You can try to ease PMS symptoms on your own by following these few tips:

  • Incorporate complex carbohydrates into your diet. Adding whole grains, rice, or lentils can reduce mood swings and food cravings.
  • Modify your diet. If you’re experiencing bloating and weight gain during PMS, you can reduce the amount of salt in your diet to combat these symptoms. You might also want to have smaller but more frequent meals to reduce the sensation of fullness. Avoid caffeine and alcohol as well.
  • Find ways to relax. There’s a lot of things you can do about this! A more active social life helps, while others prefer meditation, yoga, deep breathing exercises, and progressive muscle relaxation.
  • Don’t skimp on sleep. Not having enough sleep is linked to fatigue, depression, and anxiety. PMS symptoms are already a big hassle as they are. Lack of sleep only makes things worse.
  • Get regular exercise. You should get moving even when you’re not experiencing symptoms yet. Working out isn’t just good for your cardiovascular health. It also helps fight depression and fatigue, improving your mood.
  • Try over-the-counter medicine. You don’t have to endure physical pain. OTC medication like aspirin, ibuprofen, and naproxen may address any mild to moderate discomfort. If you’re not sure whether or not it’s safe to take something, consult a health professional.
  • Explore alternative medicine.
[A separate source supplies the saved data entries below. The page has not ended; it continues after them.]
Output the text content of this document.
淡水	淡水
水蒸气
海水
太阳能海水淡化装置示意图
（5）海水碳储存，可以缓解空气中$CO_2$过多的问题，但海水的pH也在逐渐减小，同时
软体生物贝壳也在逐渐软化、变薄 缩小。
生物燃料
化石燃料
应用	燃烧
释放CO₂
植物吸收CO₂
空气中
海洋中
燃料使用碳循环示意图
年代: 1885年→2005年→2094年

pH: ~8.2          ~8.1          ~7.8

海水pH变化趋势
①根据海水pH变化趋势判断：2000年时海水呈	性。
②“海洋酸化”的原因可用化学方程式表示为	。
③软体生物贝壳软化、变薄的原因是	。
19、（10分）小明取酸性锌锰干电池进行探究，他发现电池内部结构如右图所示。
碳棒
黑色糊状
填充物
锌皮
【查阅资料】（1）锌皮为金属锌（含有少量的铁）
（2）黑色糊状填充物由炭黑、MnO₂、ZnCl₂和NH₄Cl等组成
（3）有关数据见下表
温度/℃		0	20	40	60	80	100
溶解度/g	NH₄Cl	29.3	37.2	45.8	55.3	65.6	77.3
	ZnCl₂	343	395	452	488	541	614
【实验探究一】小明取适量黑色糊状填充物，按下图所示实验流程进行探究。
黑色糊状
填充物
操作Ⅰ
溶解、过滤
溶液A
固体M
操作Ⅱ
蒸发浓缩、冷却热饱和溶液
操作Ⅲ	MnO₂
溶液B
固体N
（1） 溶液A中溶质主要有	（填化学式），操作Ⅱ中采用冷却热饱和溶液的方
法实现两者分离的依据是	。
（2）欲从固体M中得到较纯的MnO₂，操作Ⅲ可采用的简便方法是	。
Some women report herbal remedies like ginkgo, ginger, and St. John’s wort help relieve PMS symptoms. Others swear by vitamin supplements, like calcium, magnesium, vitamin B6, and vitamin E. Keep in mind that the FDA doesn’t regulate these, so there’s no record of product safety or effectiveness. Before taking any of these remedies, make sure to talk to your doctor first.

Be warned: no single PMS treatment works for every woman. You can only know what works best for you through trial and error. 

That’s why it’s essential to keep track of your symptoms so you can identify triggers and plan strategies to lessen them.

If you’re experiencing severe PMS, your doctor will want to rule out other potential causes. They may order a physical exam, complete blood count, gynecological exam, liver function tests, and psychiatric evaluation to nail down the actual cause.

The results of the exams will determine your doctor’s treatment approach. 

Here are some things they may recommend:

  • Stress management
  • Stopping caffeine consumption
  • Counseling
  • Medications
  • Antidepressants like selective serotonin reuptake inhibitors (SSRIs) are considered the first-line treatments for both PMS and PMDD. Taken daily two weeks before menstruation begins, they’ve successfully reduced mood symptoms. 
  • NSAIDs (non-steroidal anti-inflammatory drugs) can help with physical symptoms, like cramps and breast tenderness.  They are usually taken before the onset of your period.
  • Diuretics can help your body get rid of excess fluid contributing to PMS symptoms like weight gain, swelling, and bloating.
  • Hormonal contraceptives will stop ovulation, thus bringing relief to your PMS symptoms.
  • Psychiatric evaluation (mainly applicable to women with any history of depression and trauma to address potential psychiatric triggers)

Be completely honest during your evaluation to make sure your doctor can help you overcome your symptoms. This will ensure your best chances of eventually going back to your normal life.


Like with anything involving the human body, PMS is very complicated. Medical researchers are constantly trying to understand this phenomenon better. 

But even though your experience can be different from another woman’s, know that you’re not alone. Plus, you’ll always have us to give you accurate and up-to-date information on various women’s health issues.

We hope this helps you improve your understanding of PMS and how you’ll approach treatment. You’ve got this!